Offers to help are pouring in -- as they did in 1996 and 2003 -- but so far there isn't much to do. We're planning a lazy weekend.

 

Tuesday, May 10, 2011

Deb Gets Biopsy Wednesday

Friends,

I'm writing to share with you a little information and a lot of uncertainty.

Deb is having a biopsy on her liver on Wednesday morning at the Beth Israel Deaconess hospital in Boston. It's an outpatient procedure and we expect to be home Wednesday night. The results won't be known for several days, probably not until after the weekend.

This is happening because she had her regularly scheduled CT scan last Tuesday. All along, there have been small lesions in her liver, which the doctors did not regard as unusual. I have imagined them as the internal-organ equivalent of pimples or warts -- blemishes most people have and don't worry about. In this scan, one of them was suddenly three times larger than it had been six months before. That's what they want to grab a piece of and analyze.

It's done by sticking a needle into her liver, guided by ultrasound imaging.

The results of this could be anything. There are some harmless explanations. Or it could be a recurrence of the breast cancer she had in 1996 or the GIST cancer she had in 2003. (The GIST was peeled away from the outside of the liver, and that was where we were most worried about recurrences then.) It could even be something new -- a person who has had two completely independent cancers can't be all that surprised to see a third.

We are trying to maintain a general awareness of the gravity of the situation while not focusing on the specific scenarios. We'll know a lot more in a week or so, and we'll make a more detailed plan then.

If not for the CT scan, we would have no reason to think anything is wrong. She has no worrisome symptoms and her general energy and mood has been slightly better than usual lately.

When we know something more definite, I'll pass it on as quickly as I can.

The Story So Far

I'm Doug Muder. Deb Bodeau is my wife. We're in our 50s and have been married since 1984. We're the kind of couple who finish each other's sentences and give a significant amount of thought each day to the question of how to make each other happy.

Deb was diagnosed with breast cancer in 1996. It was a harrowing experience, with nine months of really intense treatment. I thought she would die; she thought she would live. I was happy to be wrong.

In 2003 she had a completely different cancer. Even the surgeon had trouble figuring out what kind of tumor it was, and I was once again pretty sure she was dying until a few days later when the pathologist identified it as a gastro-intestinal stromal tumor (GIST) that would respond to the new miracle drug Gleevec.
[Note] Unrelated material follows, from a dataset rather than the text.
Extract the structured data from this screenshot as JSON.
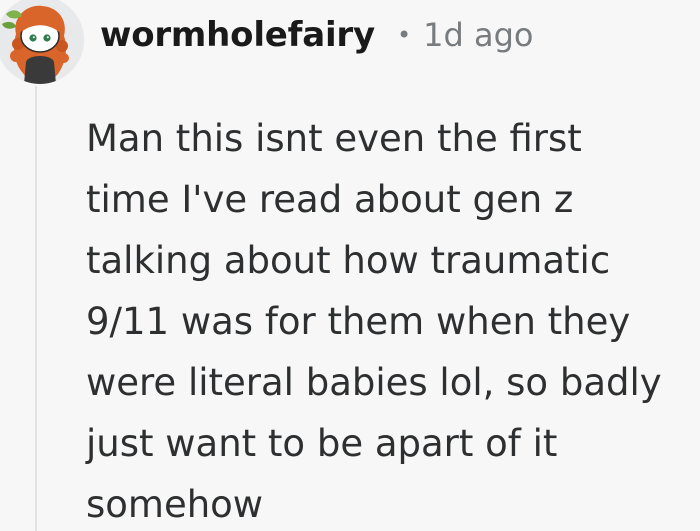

Return to normal. Eight years go by.

Last week the semi-annual CT scan found something in her liver. We're having it biopsied the day after tomorrow.

For the earlier cancers, I sent news via email to our friends and relatives, and collected my emails on a web page. They make a compelling story. I sometimes get email from strangers who are dealing with their own (or their spouse's) health problems.

I'm still sending the emails, but it seems obvious now that these belong on a blog rather than a 1990s-style web page.

The update that's missing from the web page is from last fall -- I didn't write one. I had stopped worrying about the semi-annual CT scans and assumed everyone else had too. This time, I wasn't happy to be wrong.